Tuesday, September 11, 2018

Shrapnel Today - Vietnam Yesterday

Well I did it.
And it basically blew up.

I was working diligently at my computer in my man cave. I reached (had a spasm?) for something and knocked over a heavy, empty water glass.

B-52 flies over Vietnam during
Operation Linebacker - October 1966
When it hit the tile floor it sort of exploded. A piece of shrapnel hit my ankle and left a cut. It was small and I didn't even notice it until sometime later.

But when I did, it reminded me of me of my time in Vietnam, back in the day...
Way, way back in the day...

We had landed at Ton Son Nhut airbase outside Saigon. I was stationed at Utapao Air Base Thailand and headed for Kadena, Okinawa. At the Air Force base there, I was to go through  physiological (altitude) chamber training so I could fly on a B-52 bombing mission.  We needed this training so we could survive high-altitude oxygen issues that might occur.

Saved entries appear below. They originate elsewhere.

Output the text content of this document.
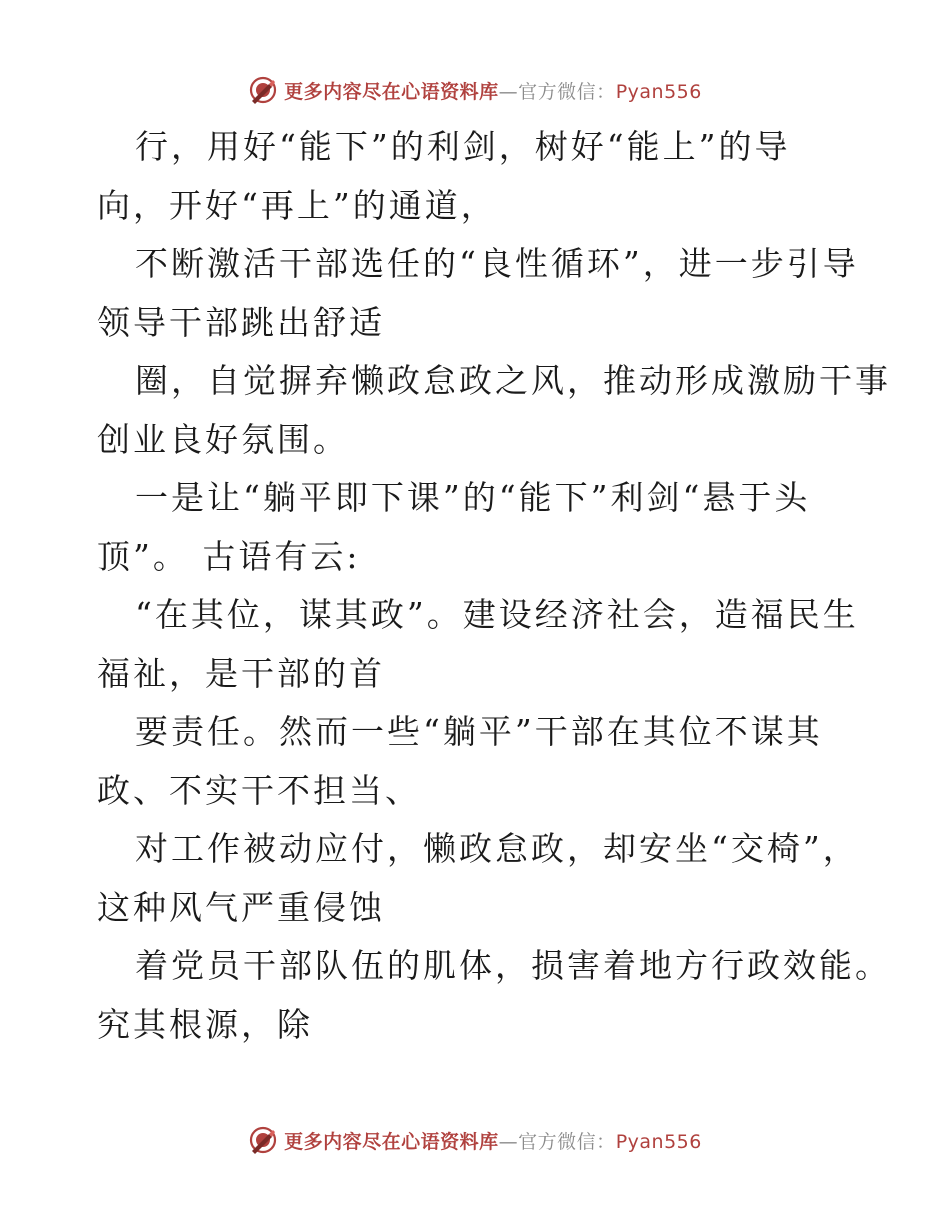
更多内容尽在心语资料库—官方微信：Pyan556

行，用好“能下”的利剑，树好“能上”的导
向，开好“再上”的通道，

不断激活干部选任的“良性循环”，进一步引导
领导干部跳出舒适

圈，自觉摒弃懒政怠政之风，推动形成激励干事
创业良好氛围。

一是让“躺平即下课”的“能下”利剑“悬于头
顶”。 古语有云:

“在其位，谋其政”。建设经济社会，造福民生
福祉，是干部的首

要责任。然而一些“躺平”干部在其位不谋其
政、不实干不担当、

对工作被动应付，懒政怠政，却安坐“交椅”，
这种风气严重侵蚀

着党员干部队伍的肌体，损害着地方行政效能。
究其根源，除

更多内容尽在心语资料库—官方微信：Pyan556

I was working in Intelligence at the time, building strike chart maps and radar predictions for bomb runs. We were supposed to take a B-52 flight as a form of orientation or motivation or something.  I was never quite clear on that but it seemed like an adventure so I was pumped up.  You know when you are 23 you are immortal so "what the hell" right?!

We were on the ground for maybe an hour dropping off and taking on passengers.  I was in harm's way there (okay, okay I wasn't really) but got out safely.

"Shrapnel," a random thing that was the norm in the days of the Vietnam war and tragically remains so today in places like Afghanistan and Syria.  It's not really funny as I originally intended this post. It is strange though...to be wandering all over the world without a whole lot of thought to that sort of thing then get zapped while sitting in your office chair.

Note: I did get one month's combat pay for that flight...$45 thanks to you, the taxpayers of America.